Samstag, 13. Mai 2017

Foyerbegegnungen



Es war mitten in der Nacht. Draußen war es dunkel, innen aber nicht, denn in so einem Krankenhaus brennt immer Licht.
Das Foyer war menschenleer. Da ich dies so antizipiert hatte, hatte ich mir mit meinem Post-irgendwie-zu-lange-Schicht-Erscheinungsbild jetzt nicht so viel Mühe gegeben. Das auf links gedrehte T-Shirt würde ich a) zuhause sowieso wieder ausziehen und b) wurde es zur Hälfte von der angeknitterten Jacke überdeckt.
So eilte ich nun also eben jenes Foyer durchquerend dem Ausgang zu, als zwei ältere Herren die Klinik betraten, sich kurz umschauten und zielstrebig auf mich zu gingen.
„Haben wir vorhin mit Ihnen telefoniert?“
Ich hatte die letzten fünf Stunden eigentlich mit niemand telefoniert und starrte die Herren überrascht an.
„Wegen dem Spinnenbiss.“
„Nein. Sie haben nicht mit mir telefoniert.“ An eine Spinnenbissberatung hätte ich mich ganz sicher erinnert.

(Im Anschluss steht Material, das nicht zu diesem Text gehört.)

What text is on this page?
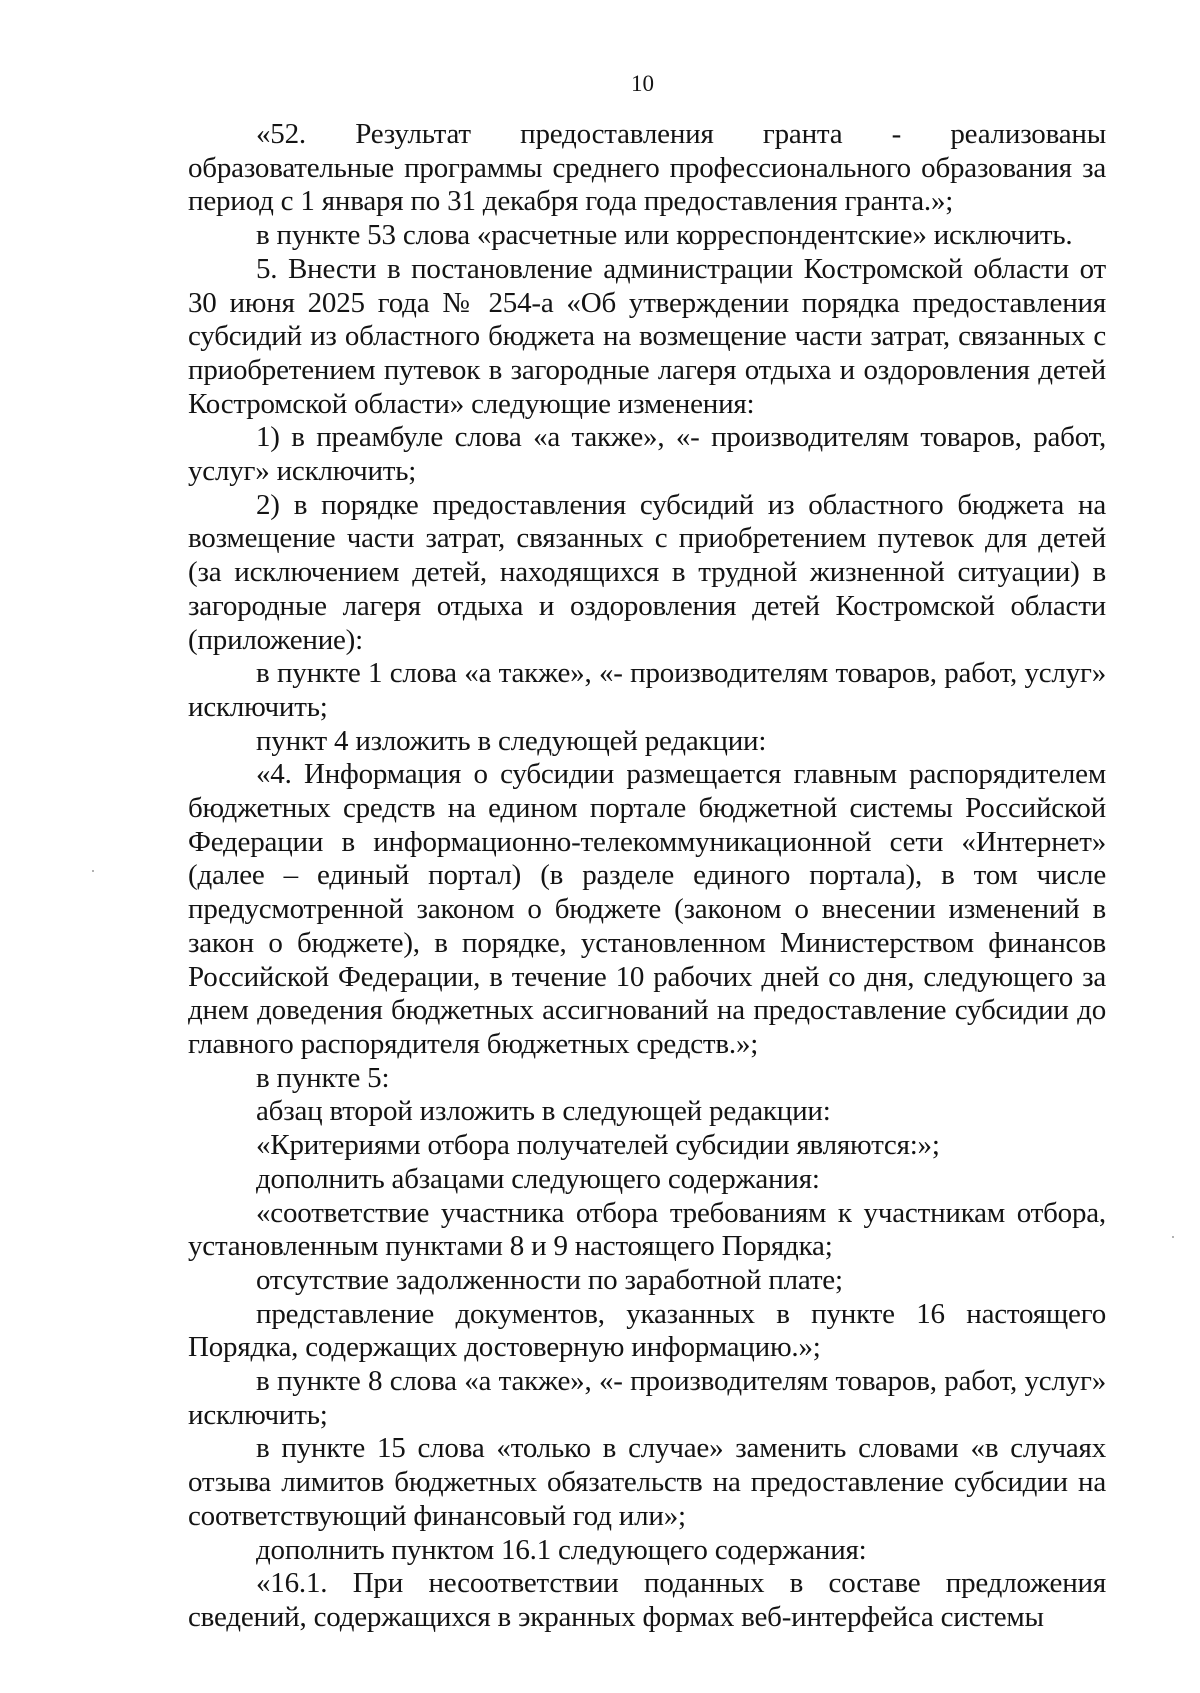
10

«52. Результат предоставления гранта - реализованы образовательные программы среднего профессионального образования за период с 1 января по 31 декабря года предоставления гранта.»;

в пункте 53 слова «расчетные или корреспондентские» исключить.

5. Внести в постановление администрации Костромской области от 30 июня 2025 года № 254-а «Об утверждении порядка предоставления субсидий из областного бюджета на возмещение части затрат, связанных с приобретением путевок в загородные лагеря отдыха и оздоровления детей Костромской области» следующие изменения:

1) в преамбуле слова «а также», «- производителям товаров, работ, услуг» исключить;

2) в порядке предоставления субсидий из областного бюджета на возмещение части затрат, связанных с приобретением путевок для детей (за исключением детей, находящихся в трудной жизненной ситуации) в загородные лагеря отдыха и оздоровления детей Костромской области (приложение):

в пункте 1 слова «а также», «- производителям товаров, работ, услуг» исключить;

пункт 4 изложить в следующей редакции:

«4. Информация о субсидии размещается главным распорядителем бюджетных средств на едином портале бюджетной системы Российской Федерации в информационно-телекоммуникационной сети «Интернет» (далее – единый портал) (в разделе единого портала), в том числе предусмотренной законом о бюджете (законом о внесении изменений в закон о бюджете), в порядке, установленном Министерством финансов Российской Федерации, в течение 10 рабочих дней со дня, следующего за днем доведения бюджетных ассигнований на предоставление субсидии до главного распорядителя бюджетных средств.»;

в пункте 5:

абзац второй изложить в следующей редакции:

«Критериями отбора получателей субсидии являются:»;

дополнить абзацами следующего содержания:

«соответствие участника отбора требованиям к участникам отбора, установленным пунктами 8 и 9 настоящего Порядка;

отсутствие задолженности по заработной плате;

представление документов, указанных в пункте 16 настоящего Порядка, содержащих достоверную информацию.»;

в пункте 8 слова «а также», «- производителям товаров, работ, услуг» исключить;

в пункте 15 слова «только в случае» заменить словами «в случаях отзыва лимитов бюджетных обязательств на предоставление субсидии на соответствующий финансовый год или»;

дополнить пунктом 16.1 следующего содержания:

«16.1. При несоответствии поданных в составе предложения сведений, содержащихся в экранных формах веб-интерфейса системы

„Aber wir haben gerade eben mit einem Arzt wegen der Spinne telefoniert!“
Ich dachte überrascht darüber nach wie man mich in vergammelter Alltagskleidung als Arzt erkannt hatte und zum Glück winkte hier die Pfortendame die Herren zu sich heran und wies den Weg zur Notaufnahme.
Ich verließ den Ort des Geschehens verwirrt aber zielstrebig mein Privatbett aufsuchend. Mit Spinnenbissen kenne ich mich sowieso nicht aus.